Cover Design: Paula Murphy
Paula, flat out, you’re a genius. You too had to put up with my volatile mind-changing antics, but in the end, the finished product is one that makes me very proud. I hope you feel the same. For those looking for some highly professional and creative design work, PLEASE check out: branditarians.com
Website Design (coming soon): Adam Nutting
Although you haven’t seen it yet, we have a new website for the book coming out very shortly. It was designed by Founder of Hiking the Trail, Adam Nutting. Adam gets shit done. Adam is a great support. Adam is a great guy. Thank you for everything thus far Adam! (side note: more big news coming out of the new site – stay posted!)
Contributors: Ian Mangiardi, Aubby Duggan, and Miss Janet Henley
Ian- I’m done talking about you. The only name that exists in the book more than my own, is yours. I kid. You are a living manifestation of benevolence. Without your help, it is quite likely I would have joined the 70% of hikers who fall short of Katadhin. Without your help this book wouldn’t be possible. Thank you. (Side note: check out Ian’s site The Dusty Camel. He has an amazing PCT documentary coming out later this year – I got a sneak peak.)
Aubby (Cayenne) Duggan – Your story adds an emotional layer to this book that would otherwise be missing, but even aside from that, I am truly glad our paths crossed on the trail. I am very proud of you for sticking to your goal. You are a badass and a kind soul. Thank you.

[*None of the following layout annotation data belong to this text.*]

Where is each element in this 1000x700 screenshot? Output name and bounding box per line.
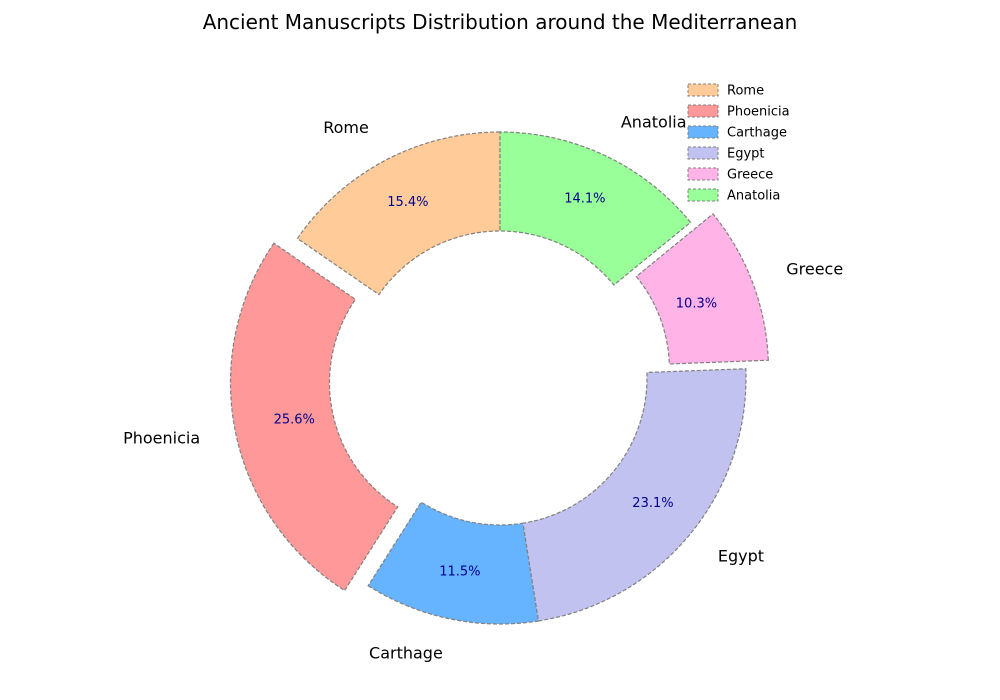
labels-group: Rome 15.4% Phoenicia 25.6% Carthage 11.5% Egyp… (123, 113, 843, 663)
slice-label-anatolia: Anatolia (621, 113, 687, 132)
legend-swatch-rome (687, 83, 719, 97)
slice-label-phoenicia: Phoenicia (123, 429, 200, 448)
legend-label-anatolia: Anatolia (727, 189, 780, 204)
legend: Rome Phoenicia Carthage Egypt Greece Anatolia (687, 83, 790, 204)
slice-label-greece: Greece (786, 259, 843, 278)
legend-swatch-greece (687, 167, 719, 181)
pct-label-anatolia: 14.1% (564, 192, 605, 207)
slice-label-carthage: Carthage (369, 644, 443, 663)
pct-label-phoenicia: 25.6% (274, 412, 315, 427)
slice-rome (296, 131, 501, 296)
legend-swatch-phoenicia (687, 104, 719, 118)
legend-label-rome: Rome (727, 84, 764, 99)
slices-group (229, 131, 769, 625)
slice-phoenicia (229, 242, 399, 592)
slice-carthage (367, 501, 540, 625)
legend-label-egypt: Egypt (727, 147, 765, 162)
slice-egypt (522, 368, 747, 622)
slice-label-egypt: Egypt (718, 547, 764, 566)
legend-label-greece: Greece (727, 168, 773, 183)
legend-swatch-carthage (687, 125, 719, 139)
pct-label-egypt: 23.1% (632, 496, 673, 511)
legend-label-phoenicia: Phoenicia (727, 105, 790, 120)
legend-swatch-anatolia (687, 188, 719, 202)
legend-swatch-egypt (687, 146, 719, 160)
pct-label-carthage: 11.5% (439, 564, 480, 579)
slice-anatolia (499, 131, 692, 286)
pct-label-rome: 15.4% (387, 195, 428, 210)
legend-label-carthage: Carthage (727, 126, 787, 141)
slice-label-rome: Rome (323, 118, 369, 137)
pct-label-greece: 10.3% (676, 296, 717, 311)
chart-title: Ancient Manuscripts Distribution around … (202, 10, 798, 34)
slice-greece (635, 213, 769, 365)
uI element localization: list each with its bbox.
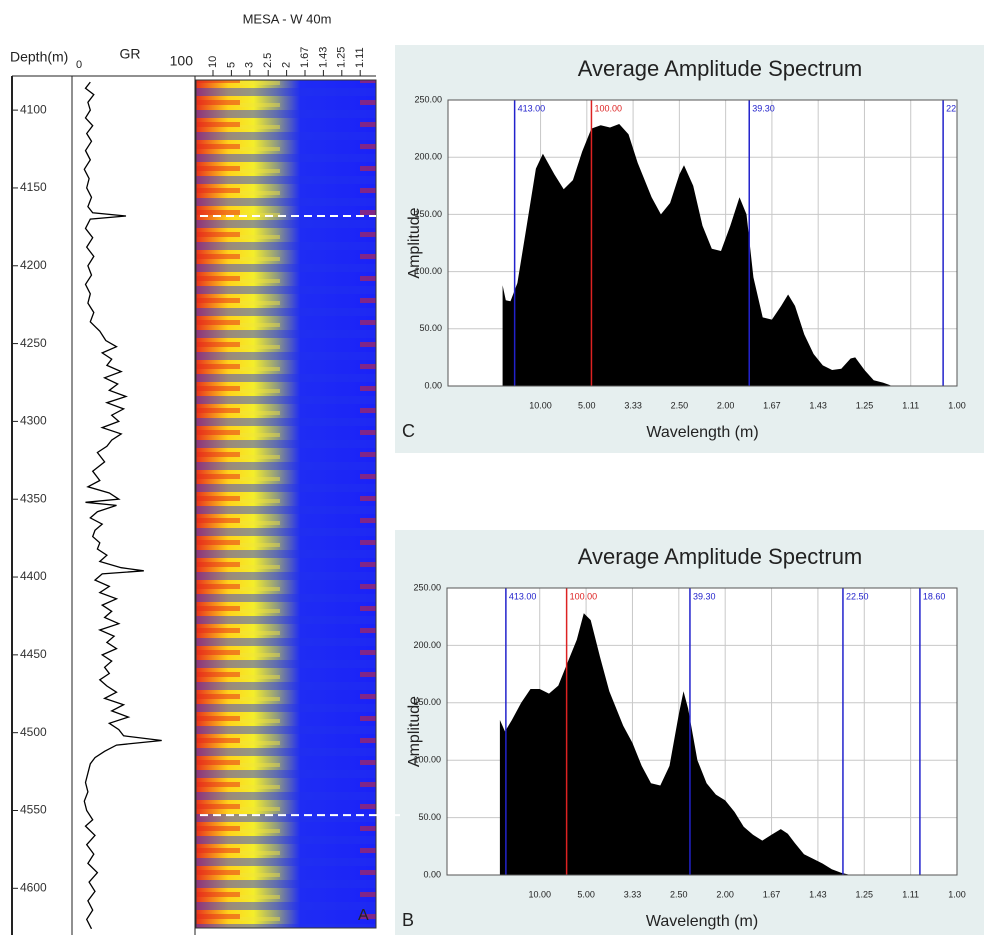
depth-tick-label: 4100 [20,102,47,116]
y-tick-label: 50.00 [418,812,441,822]
x-tick-label: 1.67 [763,889,781,899]
x-tick-label: 5.00 [577,889,595,899]
y-tick-label: 200.00 [413,640,441,650]
marker-label: 39.30 [752,103,775,113]
panel-label: B [402,910,414,930]
panel-label: C [402,421,415,441]
marker-label: 413.00 [518,103,546,113]
y-tick-label: 200.00 [414,152,442,162]
depth-tick-label: 4150 [20,180,47,194]
spectrogram-tick-label: 2.5 [262,53,274,68]
plot-frame [447,99,958,387]
marker-label: 22.50 [846,591,869,601]
spectrogram-tick-label: 1.67 [299,47,311,68]
gr-curve [83,81,162,930]
x-tick-label: 2.50 [671,400,689,410]
panel-label: A [358,907,369,924]
depth-tick-label: 4200 [20,258,47,272]
spectrogram-tick-label: 1.25 [336,47,348,68]
x-tick-label: 1.25 [856,889,874,899]
depth-tick-label: 4450 [20,647,47,661]
x-tick-label: 1.00 [948,400,966,410]
chart-title: Average Amplitude Spectrum [578,544,863,569]
depth-tick-label: 4500 [20,725,47,739]
track-scale-label: 100 [170,53,194,69]
x-tick-label: 1.00 [948,889,966,899]
x-tick-label: 5.00 [578,400,596,410]
x-tick-label: 2.00 [716,889,734,899]
depth-tick-label: 4600 [20,880,47,894]
x-axis-label: Wavelength (m) [646,913,758,930]
depth-tick-label: 4400 [20,569,47,583]
depth-tick-label: 4250 [20,336,47,350]
plot-frame [446,587,958,876]
x-tick-label: 1.25 [856,400,874,410]
spectrogram-tick-label: 10 [207,56,219,68]
spectrogram-frame [195,79,377,929]
spectrogram-tick-label: 5 [225,62,237,68]
track-scale-label: 0 [76,59,82,71]
spectrum-area [499,613,851,875]
spectrogram-tick-label: 1.11 [354,47,366,68]
x-tick-label: 10.00 [528,889,551,899]
marker-label: 100.00 [594,103,622,113]
spectrogram-tick-label: 3 [244,62,256,68]
x-tick-label: 2.50 [670,889,688,899]
spectrogram-tick-label: 1.43 [317,47,329,68]
y-axis-label: Amplitude [406,207,423,278]
y-axis-label: Amplitude [406,696,423,767]
track-name: GR [120,46,141,62]
spectrogram-tick-label: 2 [281,62,293,68]
spectrogram-texture [196,80,376,928]
x-axis-label: Wavelength (m) [646,424,758,441]
x-tick-label: 3.33 [624,889,642,899]
x-tick-label: 1.67 [763,400,781,410]
y-tick-label: 150.00 [413,697,441,707]
y-tick-label: 50.00 [419,323,442,333]
spectrogram-title: MESA - W 40m [243,11,332,26]
depth-tick-label: 4550 [20,803,47,817]
depth-axis-label: Depth(m) [10,49,68,65]
marker-label: 39.30 [693,591,716,601]
marker-label: 413.00 [509,591,537,601]
x-tick-label: 10.00 [529,400,552,410]
x-tick-label: 1.43 [809,889,827,899]
marker-label: 100.00 [570,591,598,601]
y-tick-label: 0.00 [423,869,441,879]
y-tick-label: 250.00 [414,94,442,104]
y-tick-label: 100.00 [413,755,441,765]
marker-label: 18.60 [923,591,946,601]
x-tick-label: 1.11 [902,889,919,899]
x-tick-label: 2.00 [717,400,735,410]
x-tick-label: 3.33 [624,400,642,410]
depth-tick-label: 4300 [20,414,47,428]
x-tick-label: 1.43 [809,400,827,410]
marker-label: 22 [946,103,956,113]
y-tick-label: 150.00 [414,209,442,219]
y-tick-label: 250.00 [413,582,441,592]
x-tick-label: 1.11 [902,400,919,410]
y-tick-label: 0.00 [424,380,442,390]
y-tick-label: 100.00 [414,266,442,276]
depth-tick-label: 4350 [20,491,47,505]
spectrum-area [502,124,893,386]
chart-title: Average Amplitude Spectrum [578,56,863,81]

Miss Janet – It is spirits like you that make the AT the surreal experience that it is. Aside from the wonderful words of wisdom you offer in this book, the countless others that you help along the AT makes you a trail angel in every sense of the word. Thank you.
By clicking here, I acknowledge that I will be linked to the greatest Appalachian Trail book ever written.
Last note, this book is written for:
- Aspiring thru-hikers
- Those on the fence about hiking the AT
- Those who want to know what goes on inside of the head of an AT-thru-hiker
- Those following loved ones on the trail.
- Those looking for inspiration to accomplish a major accomplishment in their life
Although the book will make you laugh (I hope), it is by no means a comedy. It is also not a “Zach Davis hikes the Appalachian Trail“, although there are stories about my hike. The most accurate description is the book’s subtitle: A Psyschological and Emotional Guide to Successfully Thru-Hiking the Appalachian Trail. If you’ve enjoyed this website, you will enjoy the book, but I wanted to be clear about our expectations here.